Bullard Professor of Genetics and Neuroscience
Harvard Medical School

Retinal cell fate determination, and the development of new tools to regulate biological acitivites

Abstract: The diversity and number of cell types that one finds in the central nervous system of vertebrates provokes many questions regarding the mechanisms used to generate them. To tackle this question, we have focused on the vertebrate retina. It serves both as a model of a complex CNS tissue, as well as an interesting tissue that is crucial to vision. One approach we have used is to probe the nature of the mitotic progenitor cells, while another is to learn about the gene regulatory networks that lead to the final cell fate decisions. We use single cell RNAseq of developing and mature tissue, high throughput enhancer analyses, and functional perturbations of developing cells. As well, we have been developing new methods that employ nanobodies to regulate biological activities only in specific cell types.

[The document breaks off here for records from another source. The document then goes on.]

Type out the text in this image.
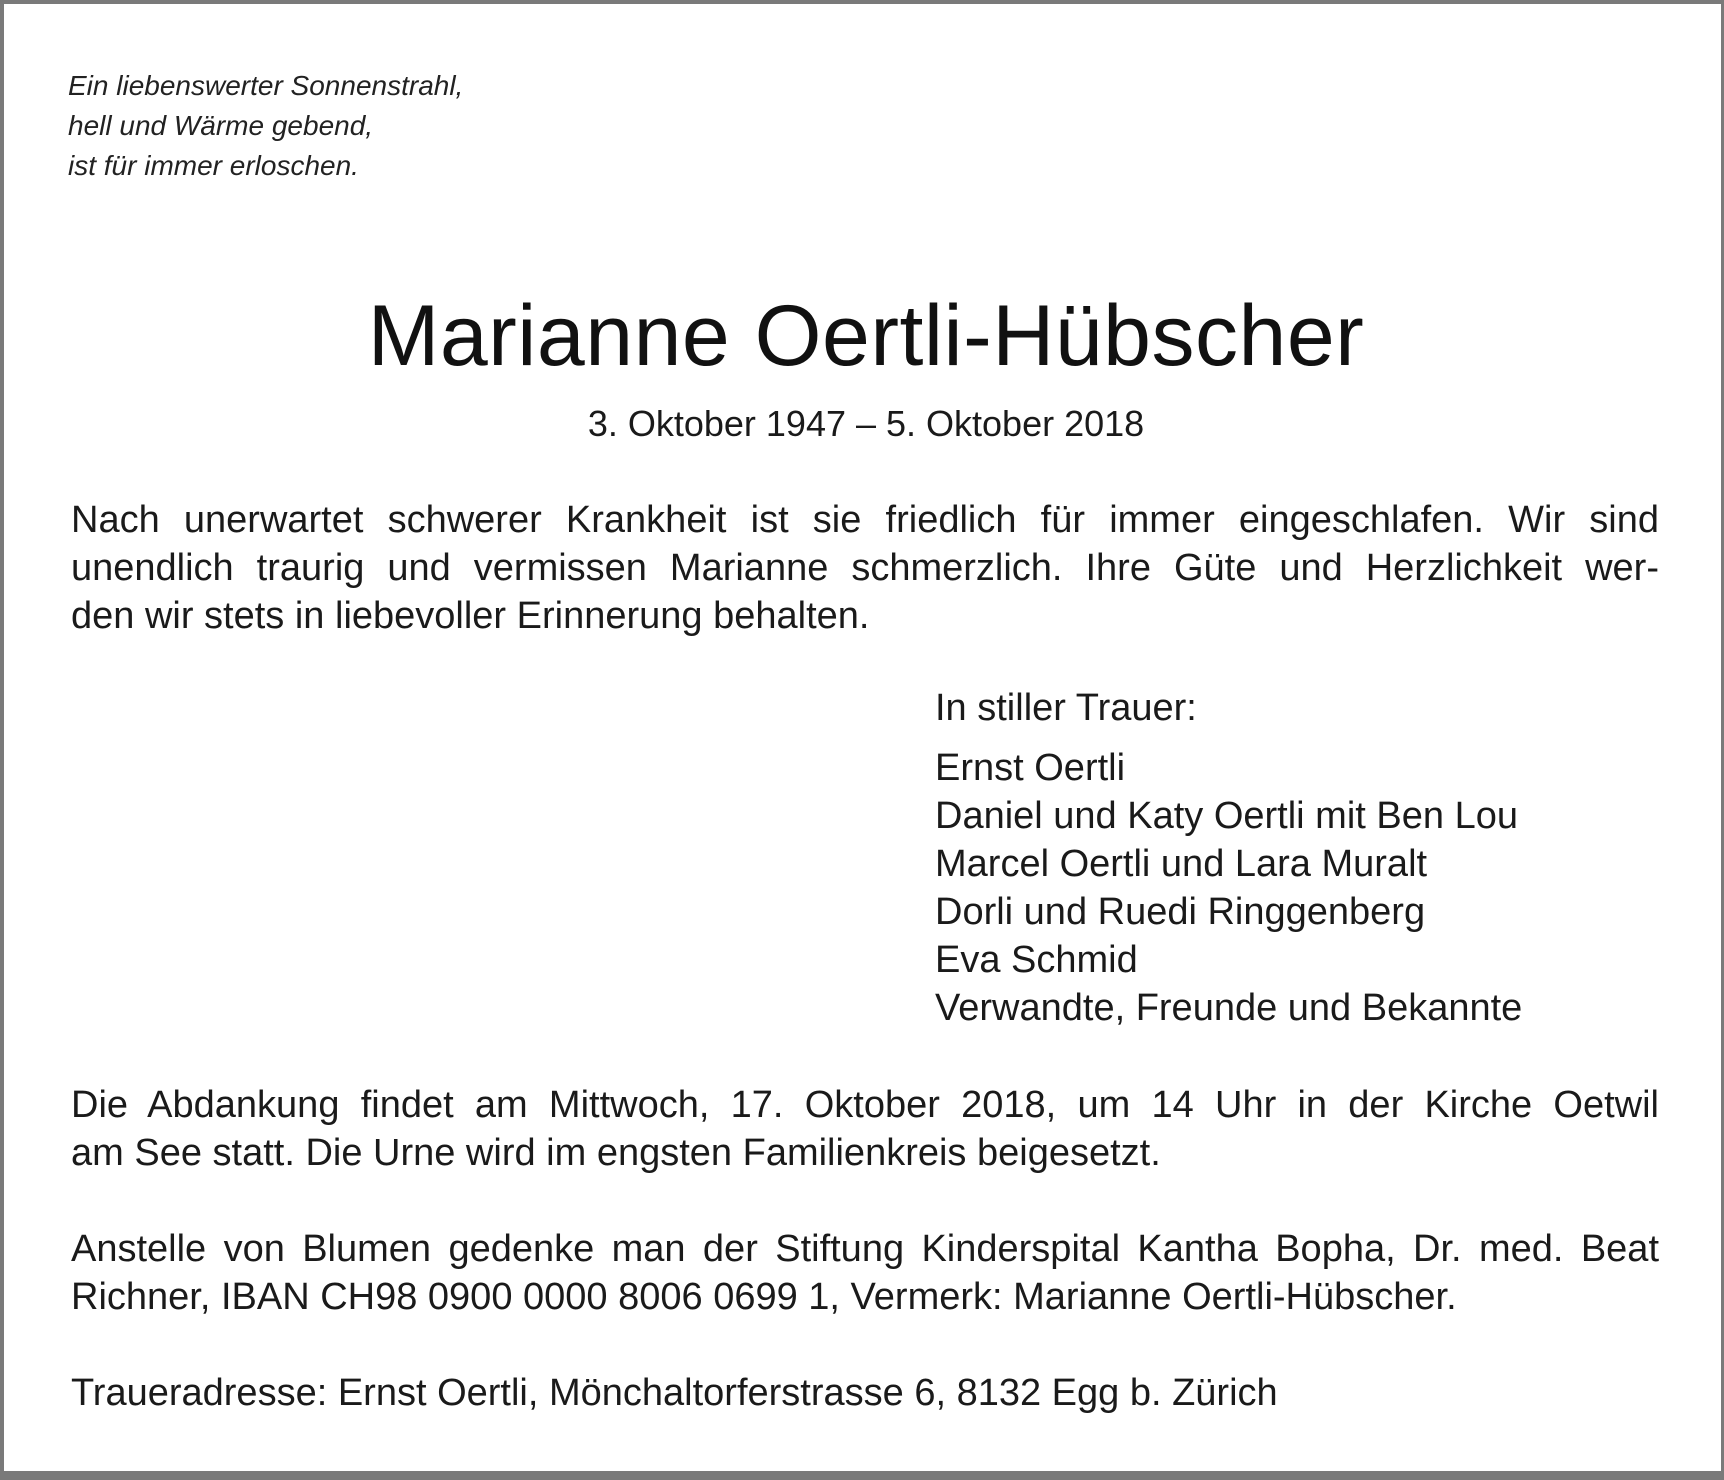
Ein liebenswerter Sonnenstrahl,
hell und Wärme gebend,
ist für immer erloschen.
Marianne Oertli-Hübscher
3. Oktober 1947 – 5. Oktober 2018
Nach unerwartet schwerer Krankheit ist sie friedlich für immer eingeschlafen. Wir sind
unendlich traurig und vermissen Marianne schmerzlich. Ihre Güte und Herzlichkeit wer-
den wir stets in liebevoller Erinnerung behalten.
In stiller Trauer:
Ernst Oertli
Daniel und Katy Oertli mit Ben Lou
Marcel Oertli und Lara Muralt
Dorli und Ruedi Ringgenberg
Eva Schmid
Verwandte, Freunde und Bekannte
Die Abdankung findet am Mittwoch, 17. Oktober 2018, um 14 Uhr in der Kirche Oetwil
am See statt. Die Urne wird im engsten Familienkreis beigesetzt.
Anstelle von Blumen gedenke man der Stiftung Kinderspital Kantha Bopha, Dr. med. Beat
Richner, IBAN CH98 0900 0000 8006 0699 1, Vermerk: Marianne Oertli-Hübscher.
Traueradresse: Ernst Oertli, Mönchaltorferstrasse 6, 8132 Egg b. Zürich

Bio: Dr. Cepko is the Bullard Professor of Genetics and Neuroscience at Harvard Medical School and an Investigator of the Howard Hughes Medical Institute. She received her PhD degree from the Massachusetts Institute of Technology, working with Phillip Sharp, and remained at MIT as a postdoctoral fellow in the laboratory of Richard Mulligan, where she was involved in the development of retrovirus-mediated gene transduction. Her current research is focused on the development of the central nervous system, with an emphasis on the retina. Her laboratory has also been working to develop gene therapy for prolonging vision in genetic forms of blindness, in developing viral vectors for tracing neuronal circuitry, and in developing new tools based upon nanobodies for manipulation of specific cell types.